Only in the tiny area they operate, which is quite limited.

Agree that it’s amazing but not that it disputes the OP. Right now they only work in a smallish city area. Totally autonomous would be able to go from a curbside stop in San Francisco to an address in Los Angeles.

Waymos are very close to perfect in their small area. Telas do reasonably on any city street and highway but not nearly well enough to not have an aware driver paying attention.

Mid 2025. I.e., just a couple of months from now.
https://www.caranddriver.com/news/a63632919/tesla-robotaxi-paid-service-start-austin-texas/

Elon time and all that. And it will undoubtedly be highly geofenced and be Austin-only to start with. Which would still make it mostly comparable with Waymo.

There’s supposedly been a private, employees-only version going for a little while now.

The Cybercabs won’t be until 2026. But they can start the service with Model 3/Y cars. I wonder if they’ll disable the controls.

Phoenix-metro for one.

They’ve been here (in LA) for a while now, too. It’s not just a super recent thing. I see them all the time. But I live nearish to LAX, so it’s a logical place to see them.

A tech investor has written a kids book about autonomous vehicles triumphing over evil human-driven cars.

I would buy a t-shirt with the laser-shooting, fire-farting monster truck “Destructo”.

This children’s book is all about autonomous vehicles triumphing over evil human drivers

I tried them in SF and LA a couple of weeks ago when I was in California. I was impressed: I was wondering if they’d be timid and conservative but they drove at a completely reasonable level of competence and aggression: about what I’d expect from a good, confident and conscientious driver. They drove at reasonable “matching traffic” speed, handled weird situations well (e.g. “coordinating” with opposing drivers about getting round someone who double parked, etc.).

It made me doubt my priors: I was previously quite sympathetic to the idea that full self driving was a long way aways, but the proficiency of city driving I saw was quite good. It’s unclear to me what the distance is between this and more suburban or rural driving would be. Like there was a lot going on, especially around the Hollywood area, and the car’s behavior was ideal and very natural.

Waymo and Toyota announced a new partnership today:

Toyota Motor Corporation (“Toyota”) and Waymo reached a preliminary agreement to explore a collaboration focused on accelerating the development and deployment of autonomous driving technologies. Woven by Toyota will also join the potential collaboration as Toyota’s strategic enabler, contributing its strengths in advanced software and mobility innovation. This potential partnership is built on a shared vision of improving road safety and delivering increased mobility for all.
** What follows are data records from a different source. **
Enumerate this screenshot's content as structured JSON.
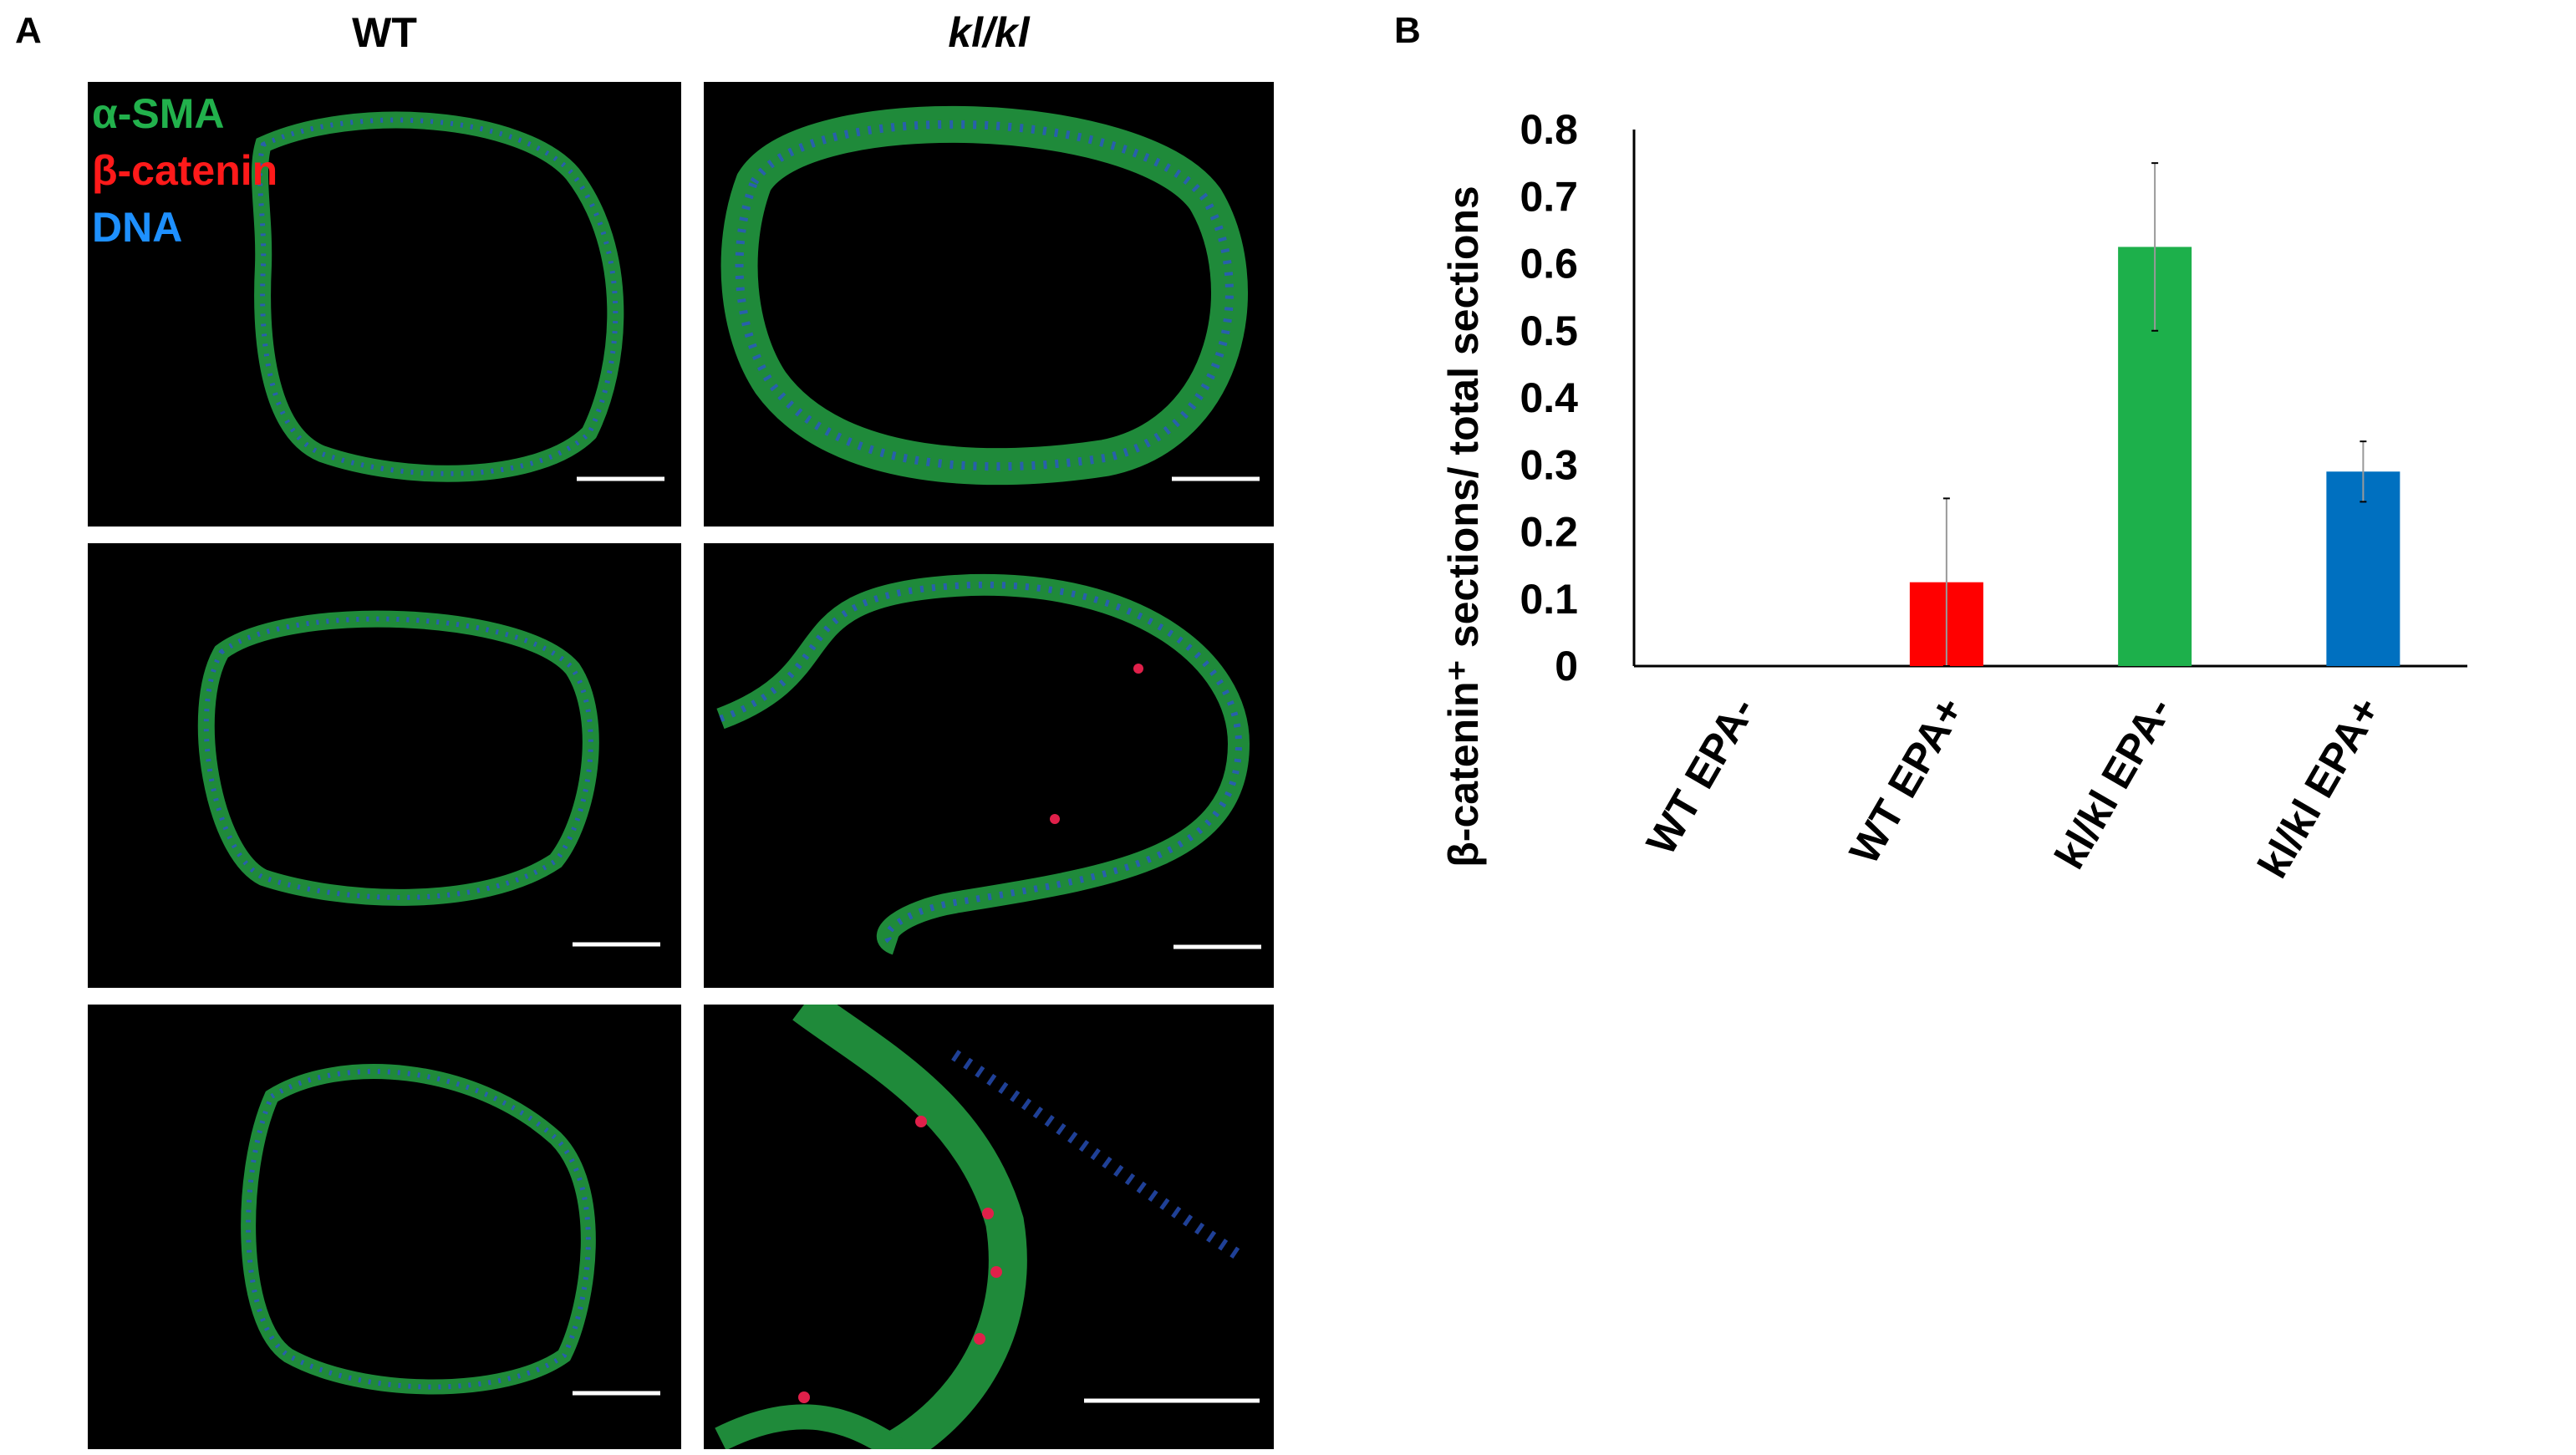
{
  "panel_a": {
    "letter": "A",
    "columns": [
      "WT",
      "kl/kl"
    ],
    "stain_legend": [
      {
        "label": "α-SMA",
        "color": "#22b14c"
      },
      {
        "label": "β-catenin",
        "color": "#ff1a1a"
      },
      {
        "label": "DNA",
        "color": "#1e90ff"
      }
    ]
  },
  "panel_b": {
    "letter": "B"
  },
  "chart_data": {
    "type": "bar",
    "categories": [
      "WT EPA-",
      "WT EPA+",
      "kl/kl EPA-",
      "kl/kl EPA+"
    ],
    "values": [
      0,
      0.125,
      0.625,
      0.29
    ],
    "errors": [
      0,
      0.125,
      0.125,
      0.045
    ],
    "colors": [
      "#ff0000",
      "#ff0000",
      "#1db04b",
      "#0070c0"
    ],
    "ylabel": "β-catenin⁺ sections/ total sections",
    "ylim": [
      0,
      0.8
    ],
    "yticks": [
      "0",
      "0.1",
      "0.2",
      "0.3",
      "0.4",
      "0.5",
      "0.6",
      "0.7",
      "0.8"
    ],
    "grid": false
  }
}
Toyota and Waymo aim to combine their respective strengths to develop a new autonomous vehicle platform. In parallel, the companies will explore how to leverage Waymo’s autonomous technology and Toyota’s vehicle expertise to enhance next-generation personally owned vehicles (POVs). The scope of the collaboration will continue to evolve through ongoing discussions.

So apparently Toyota will build the platform, which will be deployed in Waymo’s autonomous vehicle fleet and they are also going to explore how they can leverage Waymo’s technology for Toyota’s cars.